An Open Letter to Senator Noynoy Aquino from a Mother of an Autistic Child
(Originally published in Herword.com on November 16, 2009)
Dear Senator Noynoy,
Up until you announced your candidacy, I had given up hope in the election process of 2010. While I have exercised my voting rights judiciously in every election since I turned eighteen, years of ineffective, dishonest governing have made me jaded and worn me out of any shred of hope.
And then you came along, and for the first time in many, many years, I felt I had something to look forward to. This child of the Marcos era, who slept through much of her adolescence in an apolitical and apathetic slumber, who resisted the call for the revolution in 1986 because she was too busy studying, is putting her hopes for honest change squarely on your shoulders. I pray for a change that will come in my lifetime and continue in my children’s and their children’s lifetimes.
Your popularity does not surprise me. I share the sentiments of many people who have felt indignant yet helpless at the shameless and callous displays of behavior of our present government. But while your popularity may help you in the course of the campaign, it has also opened you to vicious attacks from your opponents.
Your critics claim that you are autistic, and as any neurotypical person is wont to react, you have vehemently denied it, calling it “malicious and baseless.”
Allow me to say outright that I do not believe you have autism. I may not be a diagnostician, but having lived with autism every single day for the last fifteen years of my life, I know what autism is firsthand. I have witnessed it up close, lived with all its blessings, and survived almost all its challenges. What I know of it, I know not only from books, from the Net, or from research and published papers. What I know of it comes from real life. As an advocate for autism, I am proud to be part of the large community of families of Filipinos with autism, which at last count, numbers close to half a million affected individuals. That being said, let me posit a question: If you were one, what is absolutely wrong with it?
Autism is a spectrum of conditions ranging from the mildly affected to the most severely impaired. Common to this spectrum, however, are varying degrees of deficits in social relatedness, behavior, and communication. My son Alphonse, at 15, remains on the far end of the bell curve of “normal.” He is nonverbal, continues to require assistance for many of the activities of daily living, and has the cognitive understanding of a five-year-old child. You, on the other hand, are well-educated, highly conversant and intelligent; your cognitive abilities are certainly not in question. While these two pictures comprise the polar ends of the extent and breadth of a highly complicated spectrum (again, I reiterate, we are simply assuming for the sake of argument that you belong to this spectrum), they are not totally incompatible. (To wit, there are individuals with different degrees of autism already enrolled in some of our country’s best universities.)
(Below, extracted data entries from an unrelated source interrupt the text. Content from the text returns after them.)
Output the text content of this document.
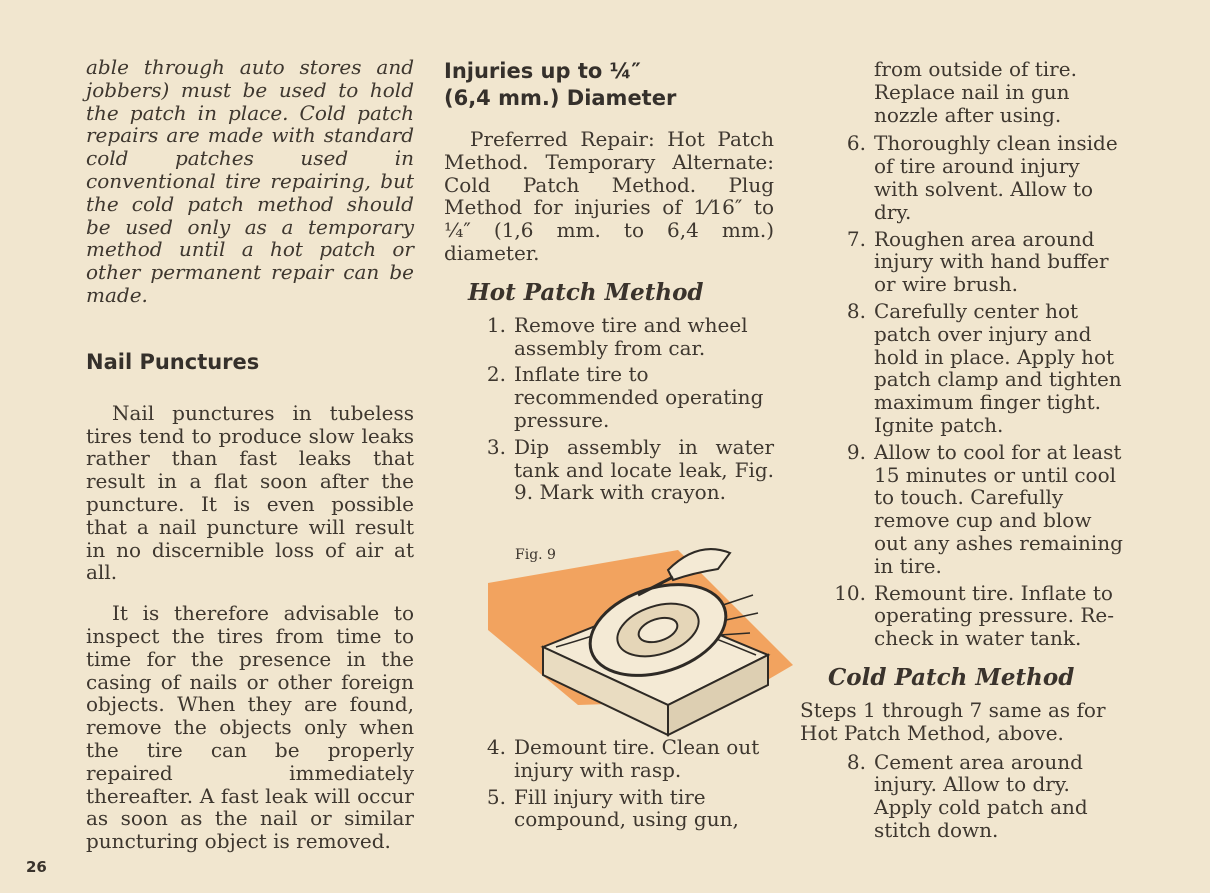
able through auto stores and jobbers) must be used to hold the patch in place. Cold patch repairs are made with standard cold patches used in conventional tire repairing, but the cold patch method should be used only as a temporary method until a hot patch or other permanent repair can be made.

Nail Punctures

Nail punctures in tubeless tires tend to produce slow leaks rather than fast leaks that result in a flat soon after the puncture. It is even possible that a nail puncture will result in no discernible loss of air at all.

It is therefore advisable to inspect the tires from time to time for the presence in the casing of nails or other foreign objects. When they are found, remove the objects only when the tire can be properly repaired immediately thereafter. A fast leak will occur as soon as the nail or similar puncturing object is removed.

Injuries up to ¼″
(6,4 mm.) Diameter

Preferred Repair: Hot Patch Method. Temporary Alternate: Cold Patch Method. Plug Method for injuries of 1⁄16″ to ¼″ (1,6 mm. to 6,4 mm.) diameter.

Hot Patch Method
1. Remove tire and wheel assembly from car.
2. Inflate tire to recommended operating pressure.
3. Dip assembly in water tank and locate leak, Fig. 9. Mark with crayon.
Fig. 9
4. Demount tire. Clean out injury with rasp.
5. Fill injury with tire compound, using gun,

from outside of tire. Replace nail in gun nozzle after using.

6. Thoroughly clean inside of tire around injury with solvent. Allow to dry.
7. Roughen area around injury with hand buffer or wire brush.
8. Carefully center hot patch over injury and hold in place. Apply hot patch clamp and tighten maximum finger tight. Ignite patch.
9. Allow to cool for at least 15 minutes or until cool to touch. Carefully remove cup and blow out any ashes remaining in tire.
10. Remount tire. Inflate to operating pressure. Re-check in water tank.
Cold Patch Method

Steps 1 through 7 same as for Hot Patch Method, above.

8. Cement area around injury. Allow to dry. Apply cold patch and stitch down.
26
Autism is difficult and challenging, and to those of us who love persons with autism, it is a rollercoaster ride every single day. Is it a disability? It is, but it also is not; it depends on how you look at it. And yet, when you really think about it, ravenous greed is a much harder disorder to treat, as are immorality, shamelessness, corruption, and vice. I have heard of recovery in autism, but diseases of the soul are almost always incurable.
If being autistic means not being able to lie, then by all means, I should be proud to say I am autistic.
If being autistic means not being able to cheat and rig elections, then call me autistic.
It being autistic means not being able to steal, to use public funds for personal gain while the country wallows in poverty, then I am staunchly autistic.
If being autistic means satisfaction with what one has, if it means a characteristic lack of greed and materialism, then I count myself autistic.
If it means not being envious and not judging people based on looks, money, connections, or pogi points, then, yes, I am autistic.
So the next time someone calls you autistic and you feel slighted, perhaps you may wish to reply to them this way instead: “Thank you for calling me autistic. To me, autism does not make one more or less of a person. It does not make one more or less of a man. It just makes one autistic. I am sorry to disappoint you that I am not, but I hope to be able to live up to the honesty people with autism expect every day. I would much rather be autistic than be corrupt. Better autistic than be unable to understand what it means to be a public servant. Thank you very much.”
The day you do, you have championed the cause of the least able of our people. And for what it’s worth, you still have my vote.